A carrier wave extraction method for cavitation characterization based on time synchronous average and time-frequency analysis

Abstract Cavitation detection is important in ensuring the reliability of fluid machinery, such as pumps. Vibration signal analysis is widely accepted as an effective tool in condition monitoring and fault diagnosis due to its ability to obtain substantial information and convenience of sensor arrangement. However, cavitation characterization based on vibration measurement is challenging because of the complicated underlying mechanism and low signal-to-noise ratio (SNR) of actual data. This study proposes a carrier wave extraction method for cavitation characterization by combining time synchronous average and time-frequency analysis (TATF) based on amplitude-modulated (AM) signal theory. The proposed method can reasonably measure cavitation severity by distinguishing time-frequency characteristics between different cavitation states. Compared with traditional vibration/acoustic signal monitoring or intelligent diagnostic techniques, cavitation detection based on TATF has the advantages of accurate classification and outstanding physical significance. First, cavitation state division criterion based on energy indicator is proposed. Its superiority is verified via comparison with the traditional criterion of hydraulic head. Second, the vibration signal model of pumps is established as an AM signal model, and the modulation mechanism is elaborated.

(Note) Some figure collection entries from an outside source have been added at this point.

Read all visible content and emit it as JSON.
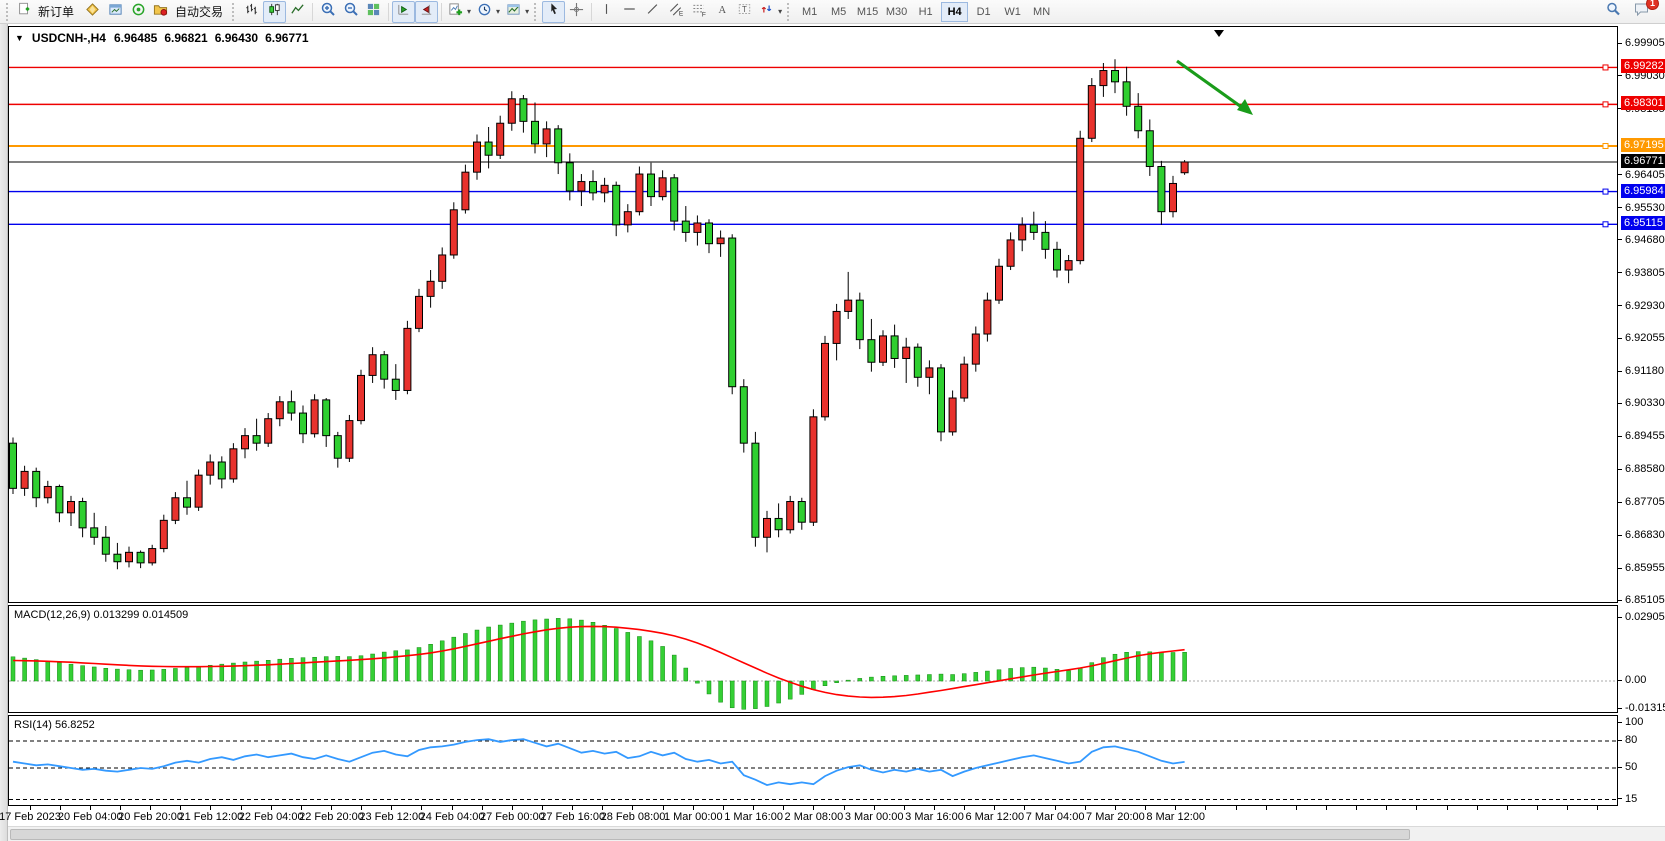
{
  "toolbar": {
    "new_order_label": "新订单",
    "auto_trading_label": "自动交易",
    "timeframes": [
      "M1",
      "M5",
      "M15",
      "M30",
      "H1",
      "H4",
      "D1",
      "W1",
      "MN"
    ],
    "active_timeframe": "H4",
    "notification_badge": "1",
    "tool_glyphs": {
      "channel": "E",
      "fibonacci": "F",
      "text": "A",
      "label": "T"
    }
  },
  "chart_header": {
    "symbol": "USDCNH-,H4",
    "open": "6.96485",
    "high": "6.96821",
    "low": "6.96430",
    "close": "6.96771"
  },
  "price_axis": {
    "ticks": [
      "6.99905",
      "6.99030",
      "6.98155",
      "6.96405",
      "6.95530",
      "6.94680",
      "6.93805",
      "6.92930",
      "6.92055",
      "6.91180",
      "6.90330",
      "6.89455",
      "6.88580",
      "6.87705",
      "6.86830",
      "6.85955",
      "6.85105"
    ]
  },
  "hlines": [
    {
      "price": 6.99282,
      "label": "6.99282",
      "color": "#ee0000",
      "width": 1.4
    },
    {
      "price": 6.98301,
      "label": "6.98301",
      "color": "#ee0000",
      "width": 1.4
    },
    {
      "price": 6.97195,
      "label": "6.97195",
      "color": "#ff9900",
      "width": 2
    },
    {
      "price": 6.95984,
      "label": "6.95984",
      "color": "#0000ee",
      "width": 1.4
    },
    {
      "price": 6.95115,
      "label": "6.95115",
      "color": "#0000ee",
      "width": 1.4
    }
  ],
  "last_price": {
    "price": 6.96771,
    "label": "6.96771",
    "color": "#000000"
  },
  "macd": {
    "label": "MACD(12,26,9) 0.013299 0.014509",
    "axis_top": "0.029058",
    "axis_zero": "0.00",
    "axis_bottom": "-0.013154"
  },
  "rsi": {
    "label": "RSI(14) 56.8252",
    "axis": [
      "100",
      "80",
      "50",
      "15"
    ]
  },
  "colors": {
    "bull": "#e8322d",
    "bear": "#2fcf30",
    "macd_hist": "#35cf35",
    "macd_signal": "#ff0000",
    "rsi_line": "#3399ff",
    "arrow": "#1a9c1a"
  },
  "chart_data": [
    {
      "type": "candlestick",
      "title": "USDCNH-,H4",
      "symbol": "USDCNH-",
      "timeframe": "H4",
      "ylim": [
        6.85105,
        6.99905
      ],
      "color_convention": "red=up, green=down",
      "time_labels": [
        "17 Feb 2023",
        "20 Feb 04:00",
        "20 Feb 20:00",
        "21 Feb 12:00",
        "22 Feb 04:00",
        "22 Feb 20:00",
        "23 Feb 12:00",
        "24 Feb 04:00",
        "27 Feb 00:00",
        "27 Feb 16:00",
        "28 Feb 08:00",
        "1 Mar 00:00",
        "1 Mar 16:00",
        "2 Mar 08:00",
        "3 Mar 00:00",
        "3 Mar 16:00",
        "6 Mar 12:00",
        "7 Mar 04:00",
        "7 Mar 20:00",
        "8 Mar 12:00"
      ],
      "candles": [
        [
          6.893,
          6.8945,
          6.8795,
          6.881
        ],
        [
          6.881,
          6.887,
          6.879,
          6.8855
        ],
        [
          6.8855,
          6.8865,
          6.876,
          6.8785
        ],
        [
          6.8785,
          6.883,
          6.877,
          6.8815
        ],
        [
          6.8815,
          6.882,
          6.872,
          6.8745
        ],
        [
          6.8745,
          6.879,
          6.871,
          6.8775
        ],
        [
          6.8775,
          6.8785,
          6.868,
          6.8705
        ],
        [
          6.8705,
          6.8745,
          6.866,
          6.868
        ],
        [
          6.868,
          6.871,
          6.8615,
          6.8635
        ],
        [
          6.8635,
          6.8665,
          6.8595,
          6.8615
        ],
        [
          6.8615,
          6.8655,
          6.86,
          6.864
        ],
        [
          6.864,
          6.8645,
          6.8598,
          6.8612
        ],
        [
          6.8612,
          6.866,
          6.8605,
          6.865
        ],
        [
          6.865,
          6.874,
          6.864,
          6.8725
        ],
        [
          6.8725,
          6.88,
          6.8715,
          6.8785
        ],
        [
          6.8785,
          6.883,
          6.874,
          6.876
        ],
        [
          6.876,
          6.886,
          6.875,
          6.8845
        ],
        [
          6.8845,
          6.89,
          6.882,
          6.888
        ],
        [
          6.888,
          6.8895,
          6.881,
          6.8835
        ],
        [
          6.8835,
          6.893,
          6.8825,
          6.8915
        ],
        [
          6.8915,
          6.897,
          6.889,
          6.895
        ],
        [
          6.895,
          6.8995,
          6.891,
          6.893
        ],
        [
          6.893,
          6.901,
          6.892,
          6.8995
        ],
        [
          6.8995,
          6.9055,
          6.8975,
          6.904
        ],
        [
          6.904,
          6.907,
          6.899,
          6.901
        ],
        [
          6.901,
          6.903,
          6.893,
          6.8955
        ],
        [
          6.8955,
          6.906,
          6.8945,
          6.9045
        ],
        [
          6.9045,
          6.905,
          6.892,
          6.895
        ],
        [
          6.895,
          6.896,
          6.8865,
          6.889
        ],
        [
          6.889,
          6.9005,
          6.888,
          6.899
        ],
        [
          6.899,
          6.9125,
          6.898,
          6.911
        ],
        [
          6.911,
          6.9185,
          6.909,
          6.9165
        ],
        [
          6.9165,
          6.9175,
          6.9075,
          6.91
        ],
        [
          6.91,
          6.914,
          6.9045,
          6.907
        ],
        [
          6.907,
          6.9255,
          6.906,
          6.9235
        ],
        [
          6.9235,
          6.934,
          6.9225,
          6.932
        ],
        [
          6.932,
          6.939,
          6.929,
          6.936
        ],
        [
          6.936,
          6.945,
          6.934,
          6.943
        ],
        [
          6.943,
          6.957,
          6.942,
          6.955
        ],
        [
          6.955,
          6.967,
          6.954,
          6.965
        ],
        [
          6.965,
          6.975,
          6.963,
          6.973
        ],
        [
          6.973,
          6.977,
          6.966,
          6.9695
        ],
        [
          6.9695,
          6.98,
          6.9685,
          6.978
        ],
        [
          6.978,
          6.9865,
          6.976,
          6.9845
        ],
        [
          6.9845,
          6.9855,
          6.9755,
          6.9785
        ],
        [
          6.9785,
          6.9835,
          6.97,
          6.9725
        ],
        [
          6.9725,
          6.9785,
          6.969,
          6.9765
        ],
        [
          6.9765,
          6.9775,
          6.9645,
          6.9675
        ],
        [
          6.9675,
          6.97,
          6.9575,
          6.96
        ],
        [
          6.96,
          6.9645,
          6.956,
          6.9625
        ],
        [
          6.9625,
          6.9655,
          6.9575,
          6.9595
        ],
        [
          6.9595,
          6.9635,
          6.957,
          6.9615
        ],
        [
          6.9615,
          6.9625,
          6.948,
          6.951
        ],
        [
          6.951,
          6.9565,
          6.949,
          6.9545
        ],
        [
          6.9545,
          6.9665,
          6.9535,
          6.9645
        ],
        [
          6.9645,
          6.9675,
          6.956,
          6.9585
        ],
        [
          6.9585,
          6.9655,
          6.9575,
          6.9635
        ],
        [
          6.9635,
          6.9645,
          6.9495,
          6.952
        ],
        [
          6.952,
          6.956,
          6.9465,
          6.949
        ],
        [
          6.949,
          6.9535,
          6.9455,
          6.9515
        ],
        [
          6.9515,
          6.9525,
          6.9435,
          6.946
        ],
        [
          6.946,
          6.9495,
          6.9425,
          6.9475
        ],
        [
          6.9475,
          6.9485,
          6.906,
          6.908
        ],
        [
          6.908,
          6.91,
          6.8905,
          6.893
        ],
        [
          6.893,
          6.896,
          6.8655,
          6.868
        ],
        [
          6.868,
          6.875,
          6.864,
          6.873
        ],
        [
          6.873,
          6.877,
          6.868,
          6.87
        ],
        [
          6.87,
          6.879,
          6.869,
          6.8775
        ],
        [
          6.8775,
          6.8785,
          6.87,
          6.872
        ],
        [
          6.872,
          6.902,
          6.871,
          6.9
        ],
        [
          6.9,
          6.9215,
          6.899,
          6.9195
        ],
        [
          6.9195,
          6.93,
          6.915,
          6.928
        ],
        [
          6.928,
          6.9385,
          6.926,
          6.931
        ],
        [
          6.931,
          6.933,
          6.918,
          6.9205
        ],
        [
          6.9205,
          6.926,
          6.912,
          6.9145
        ],
        [
          6.9145,
          6.923,
          6.9135,
          6.9215
        ],
        [
          6.9215,
          6.9245,
          6.913,
          6.9155
        ],
        [
          6.9155,
          6.921,
          6.909,
          6.9185
        ],
        [
          6.9185,
          6.9195,
          6.908,
          6.9105
        ],
        [
          6.9105,
          6.915,
          6.906,
          6.913
        ],
        [
          6.913,
          6.914,
          6.8935,
          6.896
        ],
        [
          6.896,
          6.907,
          6.895,
          6.905
        ],
        [
          6.905,
          6.916,
          6.904,
          6.914
        ],
        [
          6.914,
          6.924,
          6.912,
          6.922
        ],
        [
          6.922,
          6.933,
          6.92,
          6.931
        ],
        [
          6.931,
          6.942,
          6.93,
          6.94
        ],
        [
          6.94,
          6.949,
          6.939,
          6.947
        ],
        [
          6.947,
          6.953,
          6.944,
          6.951
        ],
        [
          6.951,
          6.9545,
          6.947,
          6.949
        ],
        [
          6.949,
          6.952,
          6.942,
          6.9445
        ],
        [
          6.9445,
          6.9465,
          6.937,
          6.939
        ],
        [
          6.939,
          6.943,
          6.9355,
          6.9415
        ],
        [
          6.9415,
          6.976,
          6.9405,
          6.974
        ],
        [
          6.974,
          6.99,
          6.973,
          6.988
        ],
        [
          6.988,
          6.994,
          6.985,
          6.992
        ],
        [
          6.992,
          6.995,
          6.986,
          6.989
        ],
        [
          6.989,
          6.993,
          6.98,
          6.9825
        ],
        [
          6.9825,
          6.986,
          6.974,
          6.976
        ],
        [
          6.976,
          6.979,
          6.964,
          6.9665
        ],
        [
          6.9665,
          6.968,
          6.951,
          6.9545
        ],
        [
          6.9545,
          6.964,
          6.953,
          6.962
        ],
        [
          6.96485,
          6.96821,
          6.9643,
          6.96771
        ]
      ]
    },
    {
      "type": "bar",
      "name": "MACD",
      "params": "12,26,9",
      "current_values": [
        0.013299,
        0.014509
      ],
      "ylim": [
        -0.013154,
        0.029058
      ],
      "histogram": [
        0.0112,
        0.0106,
        0.0099,
        0.0092,
        0.0085,
        0.0078,
        0.0071,
        0.0065,
        0.0059,
        0.0055,
        0.0052,
        0.005,
        0.0051,
        0.0054,
        0.0058,
        0.0063,
        0.0068,
        0.0073,
        0.0078,
        0.0083,
        0.0088,
        0.0092,
        0.0096,
        0.0101,
        0.0105,
        0.0108,
        0.011,
        0.0113,
        0.0114,
        0.0113,
        0.0117,
        0.0125,
        0.0134,
        0.014,
        0.0144,
        0.0155,
        0.017,
        0.0186,
        0.0203,
        0.022,
        0.0236,
        0.025,
        0.0259,
        0.0268,
        0.0277,
        0.0283,
        0.0287,
        0.029,
        0.0288,
        0.0282,
        0.0272,
        0.0258,
        0.0243,
        0.0225,
        0.0206,
        0.0186,
        0.016,
        0.012,
        0.006,
        -0.001,
        -0.006,
        -0.0098,
        -0.0124,
        -0.0131,
        -0.0128,
        -0.0118,
        -0.0102,
        -0.0084,
        -0.0062,
        -0.004,
        -0.0022,
        -0.0008,
        0.0004,
        0.0012,
        0.0018,
        0.0022,
        0.0024,
        0.0026,
        0.0028,
        0.003,
        0.0032,
        0.003,
        0.0034,
        0.004,
        0.0046,
        0.0052,
        0.0058,
        0.0062,
        0.0064,
        0.006,
        0.0054,
        0.0048,
        0.006,
        0.0085,
        0.0108,
        0.0124,
        0.0133,
        0.0136,
        0.0135,
        0.0133,
        0.0132,
        0.0133
      ],
      "signal": [
        0.0095,
        0.0094,
        0.0093,
        0.0091,
        0.0089,
        0.0087,
        0.0084,
        0.0081,
        0.0078,
        0.0075,
        0.0072,
        0.007,
        0.0068,
        0.0067,
        0.0066,
        0.0066,
        0.0066,
        0.0067,
        0.0068,
        0.0069,
        0.0071,
        0.0073,
        0.0075,
        0.0078,
        0.0081,
        0.0084,
        0.0087,
        0.009,
        0.0093,
        0.0096,
        0.0099,
        0.0103,
        0.0107,
        0.0112,
        0.0117,
        0.0123,
        0.013,
        0.0139,
        0.0149,
        0.016,
        0.0172,
        0.0184,
        0.0196,
        0.0207,
        0.0218,
        0.0228,
        0.0237,
        0.0244,
        0.0249,
        0.0252,
        0.0253,
        0.0252,
        0.0249,
        0.0244,
        0.0238,
        0.023,
        0.0221,
        0.0209,
        0.0194,
        0.0176,
        0.0155,
        0.0132,
        0.0108,
        0.0084,
        0.006,
        0.0036,
        0.0014,
        -0.0006,
        -0.0024,
        -0.004,
        -0.0053,
        -0.0063,
        -0.007,
        -0.0074,
        -0.0076,
        -0.0075,
        -0.0072,
        -0.0067,
        -0.006,
        -0.0052,
        -0.0044,
        -0.0035,
        -0.0026,
        -0.0017,
        -0.0008,
        0.0001,
        0.001,
        0.0019,
        0.0028,
        0.0036,
        0.0044,
        0.0052,
        0.006,
        0.007,
        0.0082,
        0.0094,
        0.0106,
        0.0117,
        0.0126,
        0.0133,
        0.0139,
        0.0145
      ]
    },
    {
      "type": "line",
      "name": "RSI",
      "params": "14",
      "current_value": 56.8252,
      "ylim": [
        0,
        100
      ],
      "levels": [
        80,
        50,
        15
      ],
      "values": [
        57,
        55,
        53,
        54,
        52,
        50,
        48,
        49,
        47,
        46,
        48,
        50,
        49,
        52,
        56,
        58,
        56,
        60,
        62,
        59,
        63,
        65,
        62,
        64,
        66,
        62,
        60,
        64,
        60,
        57,
        62,
        67,
        69,
        65,
        63,
        70,
        73,
        74,
        76,
        79,
        81,
        82,
        79,
        81,
        82,
        78,
        74,
        77,
        72,
        67,
        69,
        66,
        68,
        61,
        63,
        68,
        64,
        67,
        60,
        57,
        59,
        55,
        57,
        42,
        37,
        31,
        34,
        32,
        34,
        32,
        41,
        47,
        51,
        53,
        48,
        45,
        48,
        46,
        49,
        46,
        48,
        41,
        46,
        50,
        53,
        56,
        59,
        62,
        64,
        61,
        58,
        55,
        57,
        68,
        73,
        74,
        71,
        68,
        63,
        58,
        55,
        56.8
      ]
    }
  ],
  "annotations": {
    "arrow": {
      "direction": "down-right",
      "color": "#1a9c1a"
    }
  }
}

Extraction of carrier wave components caused by cavitation is regarded as the critical issue in cavitation characterization. Then, TATF is described detailedly and its effectiveness is validated by simulation signals and actual data. Finally, the intelligent classification results of cavitation state by deep convolutional neural network (DCNN) demonstrate the superiority of TATF over short-time Fourier transform (STFT) and wavelet transform (WT).